3. The defendant Walker complains that some remarks made by the prosecutor during closing argument were prejudicial and that no curative instructions were given. The record before us indicates that although the defendant objected to the remarks when they were made, he did not ask for a curative instruction and made no objection to the instructions which were given pertaining to the closing arguments. Thus, the defendant cannot now be heard to complain about the instructions. Commonwealth v. Mercado, 383 Mass. 520 , 528 (1981). See Commonwealth v. Blaikie, 375 Mass. 601 , 613 (1978). In addition, the remarks complained of did not clearly suggest that the prosecutor was making a statement of his personal belief in the defendants' guilt. See Commonwealth v. Ferreira, 381 Mass. 306 , 317 (1980). See also Commonwealth v. Johnson, 374 Mass. 453 , 459-460 (1978). Even if the remark was an improper attempt to invoke sympathy, such an attempt, standing alone, would not constitute reversible error. Commonwealth v. Hoffer, 375 Mass. 369 , 379 (1978). See Commonwealth v. Daigle, 379 Mass. 541 , 550 (1980).

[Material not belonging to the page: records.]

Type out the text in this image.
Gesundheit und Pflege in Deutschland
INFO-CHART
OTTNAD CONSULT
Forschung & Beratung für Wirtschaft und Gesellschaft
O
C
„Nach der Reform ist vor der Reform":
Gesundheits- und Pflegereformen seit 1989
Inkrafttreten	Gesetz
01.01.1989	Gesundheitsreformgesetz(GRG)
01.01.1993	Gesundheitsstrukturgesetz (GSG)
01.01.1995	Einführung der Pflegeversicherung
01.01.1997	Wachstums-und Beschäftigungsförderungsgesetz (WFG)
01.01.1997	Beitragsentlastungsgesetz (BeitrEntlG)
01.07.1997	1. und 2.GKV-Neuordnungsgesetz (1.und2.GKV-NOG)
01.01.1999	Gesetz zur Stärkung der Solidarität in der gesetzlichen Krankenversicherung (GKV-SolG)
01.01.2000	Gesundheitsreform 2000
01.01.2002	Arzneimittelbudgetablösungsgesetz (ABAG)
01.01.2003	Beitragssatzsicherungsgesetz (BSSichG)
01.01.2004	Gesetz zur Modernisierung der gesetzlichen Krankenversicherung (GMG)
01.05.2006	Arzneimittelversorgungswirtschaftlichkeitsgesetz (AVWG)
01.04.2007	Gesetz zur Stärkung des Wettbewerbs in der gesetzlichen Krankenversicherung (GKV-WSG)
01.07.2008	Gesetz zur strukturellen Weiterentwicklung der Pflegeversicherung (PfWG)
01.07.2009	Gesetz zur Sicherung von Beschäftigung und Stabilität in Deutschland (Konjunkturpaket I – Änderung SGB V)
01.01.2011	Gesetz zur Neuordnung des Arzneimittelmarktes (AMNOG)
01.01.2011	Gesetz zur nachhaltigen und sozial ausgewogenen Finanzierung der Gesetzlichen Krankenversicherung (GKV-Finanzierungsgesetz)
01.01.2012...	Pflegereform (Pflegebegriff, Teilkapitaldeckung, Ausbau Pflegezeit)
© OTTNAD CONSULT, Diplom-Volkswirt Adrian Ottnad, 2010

4. The defendant Walker argues that three other crimes committed while he was in custody were so similar to the ones for which he was indicted that evidence of them should have been admitted. Furthermore, he claims error in the failure of the Commonwealth to produce a photograph which, the defendant claims, was identified by the victim as that of one of her assailants (although the victim testified at the suppression hearing that the photograph only resembled the assailant). Essentially identical issues were raised and decided adversely to the defendant in Commonwealth v. Walker, 14 Mass. App. Ct. 544 , 549-550, 552 (1982), a case involving Walker but a different victim.
5. The judge at the suppression hearing made a finding that an encounter between the victim and the defendants in the hallway at the Juvenile Court, when the victim made her first identification of Perry, was not a confrontation which had been planned or even anticipated by the police. "[W]e will accept the judge's findings of fact in the absence of clear error." Commonwealth v. Vasquez, 11 Mass. App. Ct. 261 , 264 (1981). "Accidental encounters between victim and suspect where the police make no attempt to elicit an identification have been uniformly held not to implicate due process considerations." Commonwealth v. Harris, 11 Mass. App. Ct. 165 , 175 (1981), and cases cited. The defendant Perry also argues that the confrontation denied him his right to counsel. Since Perry had not previously been identified by the victim, there were insufficient grounds at that time for charging him with the crime committed against
her. There was no right to counsel in the circumstances. See Commonwealth v. Clifford, 374 Mass. 293 , 302 (1978); Commonwealth v. Simmonds, 386 Mass. 234 , 238 (1982).
[Note 1] One of the companion cases is against Emmett Perry and two are against Stefon Walker.